同団体は具体的に、これらの製品が肥満、糖尿病、心臓病、がん、傷害の原因になっていると指摘している。「ほとんどの国では、こうした税金は効果を発揮するには低すぎ、設計が不十分で、定期的に調整されておらず、公衆衛生の目的とほとんど一致していない」とWHO事務局長テドロス・アダノム・ゲブレイェススは述べた。「その結果、アルコールや甘い飲み物はより手頃な価格になったが、その消費に関連する病気や怪我が医療制度、家族、そして予算にますます大きな負担をかけ続けている。」
ケニアは調査が行われたアフリカ10カ国のうちの1つであり、インフレに応じて税金を調整し、健康を害する製品が着実に手頃な価格になるよう配慮している国はわずか14パーセントであることが明らかになった。砂糖入り飲料に関しては、世界で少なくとも116カ国が課税しているが、砂糖入り飲料税に関するWHOの報告書によると、いくつかの弱点があり、最大の問題は税金が低すぎることだという。WHOは、世界の砂糖入り飲料とアルコール飲料の市場規模は合わせて数十億ドルに上ると指摘しました。しかし、政府は健康増進を目的とした税制を通じてこの利益のごく一部しか確保しておらず、過剰消費に伴う長期的な健康および経済コストは社会が負担することになる。
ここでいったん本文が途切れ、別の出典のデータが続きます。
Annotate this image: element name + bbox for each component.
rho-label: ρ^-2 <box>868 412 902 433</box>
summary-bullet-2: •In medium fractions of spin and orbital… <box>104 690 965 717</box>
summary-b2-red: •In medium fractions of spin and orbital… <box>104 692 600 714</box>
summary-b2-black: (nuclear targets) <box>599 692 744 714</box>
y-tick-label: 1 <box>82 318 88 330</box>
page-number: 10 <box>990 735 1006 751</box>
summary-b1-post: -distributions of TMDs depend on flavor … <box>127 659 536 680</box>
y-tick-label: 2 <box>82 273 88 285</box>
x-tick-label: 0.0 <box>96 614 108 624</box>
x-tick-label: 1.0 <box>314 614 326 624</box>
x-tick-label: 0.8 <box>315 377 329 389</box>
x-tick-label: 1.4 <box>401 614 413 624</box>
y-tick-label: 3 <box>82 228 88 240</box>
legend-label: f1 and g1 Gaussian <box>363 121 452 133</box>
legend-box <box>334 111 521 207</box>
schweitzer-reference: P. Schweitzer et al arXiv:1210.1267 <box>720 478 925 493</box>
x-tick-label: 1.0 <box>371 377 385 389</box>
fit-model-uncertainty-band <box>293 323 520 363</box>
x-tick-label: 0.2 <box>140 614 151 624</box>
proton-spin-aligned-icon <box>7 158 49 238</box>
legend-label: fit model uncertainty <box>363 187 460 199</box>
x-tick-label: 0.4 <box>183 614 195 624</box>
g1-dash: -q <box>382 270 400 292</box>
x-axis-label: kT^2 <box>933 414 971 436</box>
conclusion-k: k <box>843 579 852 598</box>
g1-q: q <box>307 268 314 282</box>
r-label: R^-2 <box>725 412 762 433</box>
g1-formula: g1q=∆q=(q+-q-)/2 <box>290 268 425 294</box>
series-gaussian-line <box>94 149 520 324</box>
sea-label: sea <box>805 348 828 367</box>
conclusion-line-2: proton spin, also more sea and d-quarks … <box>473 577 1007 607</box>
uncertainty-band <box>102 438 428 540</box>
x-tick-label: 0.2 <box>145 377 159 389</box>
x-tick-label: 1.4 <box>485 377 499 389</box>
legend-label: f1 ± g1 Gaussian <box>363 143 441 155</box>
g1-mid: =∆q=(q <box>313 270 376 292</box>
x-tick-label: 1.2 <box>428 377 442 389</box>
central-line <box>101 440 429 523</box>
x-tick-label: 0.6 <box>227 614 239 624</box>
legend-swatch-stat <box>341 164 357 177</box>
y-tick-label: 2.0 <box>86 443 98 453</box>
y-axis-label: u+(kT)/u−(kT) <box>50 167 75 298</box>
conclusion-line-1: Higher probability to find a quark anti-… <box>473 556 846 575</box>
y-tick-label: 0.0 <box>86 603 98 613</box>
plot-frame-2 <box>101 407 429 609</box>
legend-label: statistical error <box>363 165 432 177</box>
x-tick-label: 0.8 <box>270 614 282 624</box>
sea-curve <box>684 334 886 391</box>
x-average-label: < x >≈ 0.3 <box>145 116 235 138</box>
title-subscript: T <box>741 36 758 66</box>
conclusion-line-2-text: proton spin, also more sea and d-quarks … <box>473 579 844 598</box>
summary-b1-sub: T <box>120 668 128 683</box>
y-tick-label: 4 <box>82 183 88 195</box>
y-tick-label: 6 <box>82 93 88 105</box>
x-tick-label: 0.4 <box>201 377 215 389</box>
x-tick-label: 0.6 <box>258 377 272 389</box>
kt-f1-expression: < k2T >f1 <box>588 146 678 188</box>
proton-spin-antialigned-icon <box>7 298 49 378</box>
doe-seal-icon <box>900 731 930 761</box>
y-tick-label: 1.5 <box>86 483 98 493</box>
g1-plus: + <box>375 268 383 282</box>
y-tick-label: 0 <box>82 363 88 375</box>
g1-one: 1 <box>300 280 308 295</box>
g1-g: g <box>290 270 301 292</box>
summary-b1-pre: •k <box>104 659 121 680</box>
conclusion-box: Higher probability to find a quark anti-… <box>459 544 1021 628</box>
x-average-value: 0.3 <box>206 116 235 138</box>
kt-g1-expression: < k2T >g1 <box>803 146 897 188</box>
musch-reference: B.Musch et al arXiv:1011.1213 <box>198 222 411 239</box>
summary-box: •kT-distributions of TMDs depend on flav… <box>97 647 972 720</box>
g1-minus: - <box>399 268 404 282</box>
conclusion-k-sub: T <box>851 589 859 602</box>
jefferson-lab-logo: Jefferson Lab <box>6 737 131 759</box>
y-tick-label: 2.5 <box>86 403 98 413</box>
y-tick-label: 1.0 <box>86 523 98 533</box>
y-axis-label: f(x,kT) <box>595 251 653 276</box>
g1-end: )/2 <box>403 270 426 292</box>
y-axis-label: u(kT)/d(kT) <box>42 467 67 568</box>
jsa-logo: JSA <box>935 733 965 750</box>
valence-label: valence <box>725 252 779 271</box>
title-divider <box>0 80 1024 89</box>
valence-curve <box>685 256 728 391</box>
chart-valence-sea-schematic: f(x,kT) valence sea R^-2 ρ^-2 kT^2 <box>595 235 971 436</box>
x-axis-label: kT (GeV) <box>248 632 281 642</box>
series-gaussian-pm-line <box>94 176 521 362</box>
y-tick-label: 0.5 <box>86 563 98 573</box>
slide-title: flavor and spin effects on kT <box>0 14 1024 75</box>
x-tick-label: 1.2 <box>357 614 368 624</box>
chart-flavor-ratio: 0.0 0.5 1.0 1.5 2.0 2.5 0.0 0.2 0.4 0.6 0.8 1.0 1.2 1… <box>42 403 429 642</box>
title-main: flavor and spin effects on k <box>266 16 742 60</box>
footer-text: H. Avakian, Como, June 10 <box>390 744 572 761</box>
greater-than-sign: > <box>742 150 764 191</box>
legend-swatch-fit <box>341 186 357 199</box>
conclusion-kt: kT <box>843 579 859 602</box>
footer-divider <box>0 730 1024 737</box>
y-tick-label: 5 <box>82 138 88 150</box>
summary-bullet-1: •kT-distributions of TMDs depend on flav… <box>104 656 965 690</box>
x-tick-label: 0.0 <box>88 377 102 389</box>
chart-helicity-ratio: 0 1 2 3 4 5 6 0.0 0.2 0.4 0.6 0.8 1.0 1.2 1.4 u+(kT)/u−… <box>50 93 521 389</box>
報告書によると、平均税率は約9%である一方、330ml缶のソーダにかかる平均税率はわずか2.4%だという。「砂糖入り炭酸飲料の税負担は非常に低く、世界平均の物品税の割合と総税の割合はそれぞれ2.4%と17.8%であり、WHOの地域間で大きなばらつきがある」と砂糖入り飲料税の使用に関する報告書には記されている。一部の国では炭酸飲料のみに課税されているため、フルーツジュース、加糖乳飲料、砂糖分の多いコーヒーや紅茶などは課税されず、加糖乳製品は課税される可能性が最も低い。
ユニセフによると、ケニアでは関連疾患が急増しており、2030年までに5~19歳の子ども100万人以上が肥満になると予測されている。これは、超加工食品のマーケティングと入手しやすさが原因で、若者の太りすぎと肥満が急増していることを新たなデータが示しているためだ。WHOによると、2013年以降、世界の砂糖入り飲料の消費量は14%増加しており、過去30年間でほとんどの国で人気ブランドの価格は下がっている。ケニアでは、糖尿病など、これらの飲み物に関連する他の病気も増加している。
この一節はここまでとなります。